Nicephorus found himself handing over plenty of these

Having humbled the Byzantines, Harun once more turned his attention to Khurasan where a full scale revolt had now broken out against his governor Ali ibn Isa. The trouble had started in Samarkand when a local aristocrat was imprisoned for perfectly legitimate reasons but escaped and then whipped up a revolt in order to evade justice. The rebellion spread like wildfire through Transoxania and an army sent to restore order was defeated and the governor’s son killed. Harun dispatched an army from Baghdad to restore order under his most trusted general Harthama with orders to seize and depose the governor. This was done but the rebels still refused to return to the fold.

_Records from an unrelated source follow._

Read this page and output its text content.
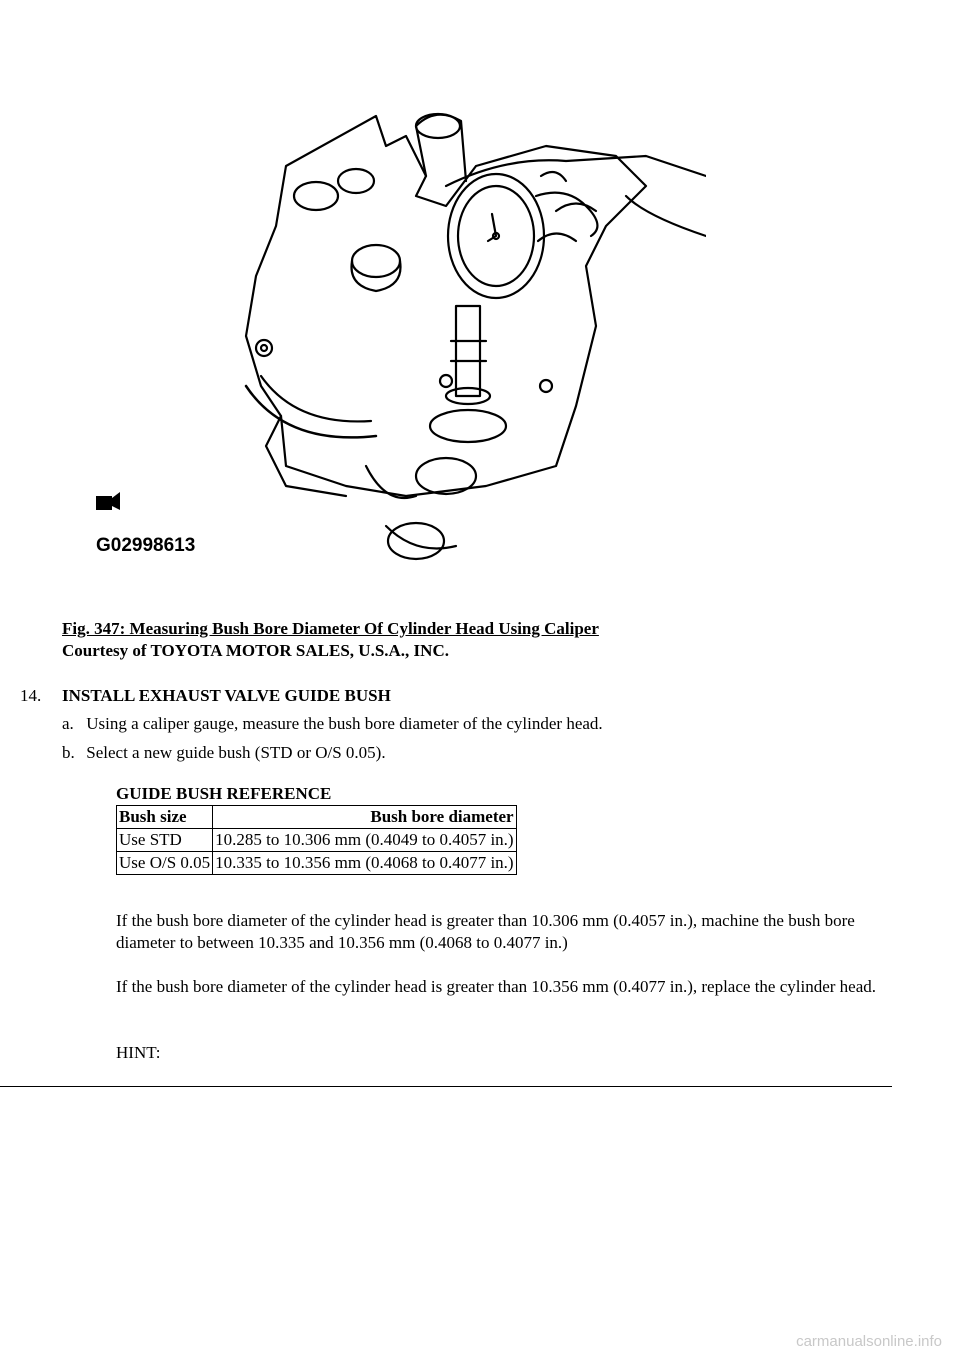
G02998613
Fig. 347: Measuring Bush Bore Diameter Of Cylinder Head Using Caliper
Courtesy of TOYOTA MOTOR SALES, U.S.A., INC.
14. INSTALL EXHAUST VALVE GUIDE BUSH
a. Using a caliper gauge, measure the bush bore diameter of the cylinder head.
b. Select a new guide bush (STD or O/S 0.05).
GUIDE BUSH REFERENCE
Bush size	Bush bore diameter
Use STD	10.285 to 10.306 mm (0.4049 to 0.4057 in.)
Use O/S 0.05	10.335 to 10.356 mm (0.4068 to 0.4077 in.)
If the bush bore diameter of the cylinder head is greater than 10.306 mm (0.4057 in.), machine the bush bore diameter to between 10.335 and 10.356 mm (0.4068 to 0.4077 in.)
If the bush bore diameter of the cylinder head is greater than 10.356 mm (0.4077 in.), replace the cylinder head.
HINT:
carmanualsonline.info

On receiving this news Harun decided to once more set out for the east himself. He charged his younger son Qasim with keeping an eye on the Byzantines from Raqqa and left his son Amin in charge in Baghdad. He then set out accompanied by Fadl ibn Rabi and his son Mamun, who was to take charge of his province, along with a vast entourage, making his slow progress towards Merv. The caliph was suffering from terrible stomach pains and knew that his days were numbered. By the time he reached Rayy it seemed unlikely that he would complete the journey. Mamun was sent on to Merv where his inheritance awaited and where he would reimpose control. Harun reached the town of Tus in northern Iran in March 809 and could go no further. Here on 24th March he died, aged forty three. He left his empire primed for chaos and when that chaos subsided nothing would quite be the same. In the centuries to follow, men would look back on his reign as an era of comparative peace and stability that would take on a golden hue and his reputation would attain that of a ruler of greatness. Was he truly great though, Dear Reader? I, for one, remain unconvinced.